Al di là delle reazioni ufficiali, c’è dell’altro dietro questo nuovo attrito italo-libico portato alla luce a Roma ieri da Giovanna Ortu, la presidente dell’Associazione italiani rimpatriati dalla Libia. La prima cosa che Tripoli vuole, in realtà, è la costruzione a spese dell’Italia di una strada costiera dalla Tunisia all’Egitto, indicata come una forma di risarcimento per le sofferenze dovute al colonialismo. Oppure, di una linea ferroviaria da Misurata a Sebah. Nel primo caso, il costo non sarebbe inferiore a tre miliardi di euro. Troppo, secondo Palazzo Chigi.

«Vogliamo essere vostri partner, ma la Libia è un Paese sovrano. Avevamo chiesto un grande gesto di grande valore, la strada o la ferrovia. E non c’è stato», risponde una fonte diplomatica libica quando gli si domanda perché la giornata della vendetta è rimasta.

Dopo che Gheddafi ha concordato con Usa e Gran Bretagna lo smantellamento dei suoi programmi per le armi di sterminio, gli affari in Libia non vanno bene per l’Italia. Il 2 ottobre l’Eni ha conquistato quattro concessioni per prospezioni e sfruttamento di pozzi di petrolio, a Murzuq e a Kufra, però in precedenza i vantaggi principali sono andati ad americani e concorrenti stranieri. Le nostre esportazioni hanno subito un calo. Tripoli manda segnali di raffreddamento. Da oltre un anno non rimpiazza l’ambasciatore a Roma. Il senatore Sandro Battisti, Margherita, domanda a Fini, in un’interrogazione, quali misure adotterà sul giorno della vendetta.
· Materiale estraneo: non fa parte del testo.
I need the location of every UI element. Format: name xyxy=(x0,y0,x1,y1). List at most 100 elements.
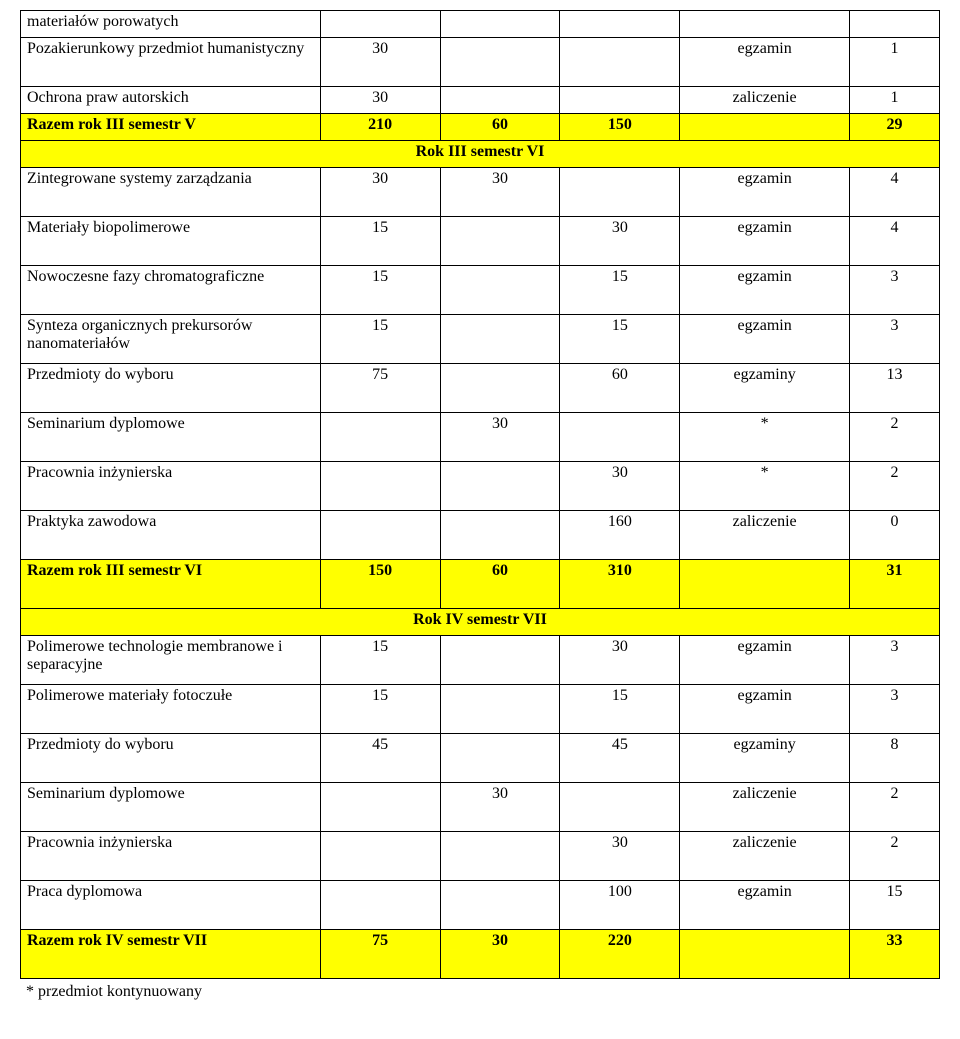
cell-label: Polimerowe materiały fotoczułe xyxy=(21,685,321,734)
cell: 30 xyxy=(440,168,560,217)
cell xyxy=(680,560,850,609)
cell xyxy=(560,783,680,832)
cell xyxy=(440,11,560,38)
table-row: Synteza organicznych prekursorów nanomat… xyxy=(21,315,940,364)
cell: 15 xyxy=(320,266,440,315)
table-row: Pracownia inżynierska 30 zaliczenie 2 xyxy=(21,832,940,881)
cell: 30 xyxy=(440,930,560,979)
cell-label: Praca dyplomowa xyxy=(21,881,321,930)
cell: 15 xyxy=(320,636,440,685)
table-row: Praktyka zawodowa 160 zaliczenie 0 xyxy=(21,511,940,560)
cell xyxy=(560,38,680,87)
section-label: Rok IV semestr VII xyxy=(21,609,940,636)
cell: 150 xyxy=(560,114,680,141)
cell: 3 xyxy=(850,315,940,364)
table-row: Polimerowe technologie membranowe i sepa… xyxy=(21,636,940,685)
cell xyxy=(320,511,440,560)
cell xyxy=(320,832,440,881)
cell: 4 xyxy=(850,168,940,217)
cell: zaliczenie xyxy=(680,832,850,881)
cell: egzamin xyxy=(680,636,850,685)
cell-label: Zintegrowane systemy zarządzania xyxy=(21,168,321,217)
cell xyxy=(440,734,560,783)
cell: 220 xyxy=(560,930,680,979)
cell-label: Seminarium dyplomowe xyxy=(21,783,321,832)
cell xyxy=(320,881,440,930)
cell: 1 xyxy=(850,87,940,114)
table-row: Nowoczesne fazy chromatograficzne 15 15 … xyxy=(21,266,940,315)
cell: 310 xyxy=(560,560,680,609)
cell: zaliczenie xyxy=(680,783,850,832)
cell-label: Razem rok III semestr V xyxy=(21,114,321,141)
cell: 8 xyxy=(850,734,940,783)
cell: 30 xyxy=(320,87,440,114)
cell xyxy=(560,11,680,38)
cell: zaliczenie xyxy=(680,87,850,114)
cell: 2 xyxy=(850,462,940,511)
table-row: materiałów porowatych xyxy=(21,11,940,38)
cell: egzamin xyxy=(680,315,850,364)
cell xyxy=(320,462,440,511)
cell: 60 xyxy=(560,364,680,413)
cell: 2 xyxy=(850,832,940,881)
table-row-total: Razem rok III semestr VI 150 60 310 31 xyxy=(21,560,940,609)
cell: egzamin xyxy=(680,266,850,315)
cell: egzamin xyxy=(680,38,850,87)
cell: 30 xyxy=(320,38,440,87)
table-row: Ochrona praw autorskich 30 zaliczenie 1 xyxy=(21,87,940,114)
table-row: Przedmioty do wyboru 75 60 egzaminy 13 xyxy=(21,364,940,413)
cell xyxy=(560,168,680,217)
cell: 15 xyxy=(560,266,680,315)
table-row: Zintegrowane systemy zarządzania 30 30 e… xyxy=(21,168,940,217)
cell: egzaminy xyxy=(680,364,850,413)
cell: 31 xyxy=(850,560,940,609)
cell: egzaminy xyxy=(680,734,850,783)
cell xyxy=(680,11,850,38)
cell-label: Praktyka zawodowa xyxy=(21,511,321,560)
cell: 3 xyxy=(850,685,940,734)
cell: 0 xyxy=(850,511,940,560)
cell: 15 xyxy=(560,685,680,734)
cell: 210 xyxy=(320,114,440,141)
table-row-total: Razem rok IV semestr VII 75 30 220 33 xyxy=(21,930,940,979)
cell-label: Seminarium dyplomowe xyxy=(21,413,321,462)
cell xyxy=(680,114,850,141)
cell-label: Polimerowe technologie membranowe i sepa… xyxy=(21,636,321,685)
cell: 30 xyxy=(440,783,560,832)
cell: egzamin xyxy=(680,217,850,266)
cell xyxy=(440,881,560,930)
cell: 15 xyxy=(320,685,440,734)
cell xyxy=(440,462,560,511)
cell-label: Nowoczesne fazy chromatograficzne xyxy=(21,266,321,315)
cell xyxy=(320,11,440,38)
cell xyxy=(440,315,560,364)
cell xyxy=(560,413,680,462)
cell-label: Przedmioty do wyboru xyxy=(21,364,321,413)
cell xyxy=(440,364,560,413)
cell: 60 xyxy=(440,560,560,609)
cell: 13 xyxy=(850,364,940,413)
cell: 160 xyxy=(560,511,680,560)
cell xyxy=(560,87,680,114)
section-header: Rok IV semestr VII xyxy=(21,609,940,636)
cell: 75 xyxy=(320,364,440,413)
cell: 2 xyxy=(850,413,940,462)
curriculum-table: materiałów porowatych Pozakierunkowy prz… xyxy=(20,10,940,979)
table-row: Polimerowe materiały fotoczułe 15 15 egz… xyxy=(21,685,940,734)
cell xyxy=(440,511,560,560)
cell: 15 xyxy=(850,881,940,930)
cell-label: Przedmioty do wyboru xyxy=(21,734,321,783)
cell xyxy=(440,266,560,315)
cell-label: Razem rok IV semestr VII xyxy=(21,930,321,979)
cell xyxy=(440,38,560,87)
cell: 75 xyxy=(320,930,440,979)
cell: 1 xyxy=(850,38,940,87)
cell xyxy=(850,11,940,38)
cell xyxy=(440,87,560,114)
cell-label: Pracownia inżynierska xyxy=(21,462,321,511)
table-row: Materiały biopolimerowe 15 30 egzamin 4 xyxy=(21,217,940,266)
cell: 45 xyxy=(560,734,680,783)
cell-label: Pracownia inżynierska xyxy=(21,832,321,881)
cell: 60 xyxy=(440,114,560,141)
cell: 30 xyxy=(560,462,680,511)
Giovanna Ortu avanza un’ipotesi: «La difficoltà dell’esecutivo a dialogare con i libici va messa in relazione all’attenzione da essi riservata ai possibili vincitori della nuova tornata elettorale, primo fra tutti Romano Prodi. Per intervistarlo è arrivato in Italia il capo del Dipartimento informazione della Jamahiria». In estate, è vero, il candidato dell’Unione per Palazzo Chigi ha dato una lunga intervista alla tv libica. Lo stesso Prodi, nel 2004, andò in vacanza in Libia. Gheddafi, grato per l’invito a Bruxelles del 2004, lo invitò a parlare al congresso dei Comitati popolari. E il caso, in questi casi, conta poco.

Una protesta davanti all’ambasciata italiana di Tripoli negli anni Ottanta, quando con cadenza regolare venivano organizzati cortei anti-italiani in Libia.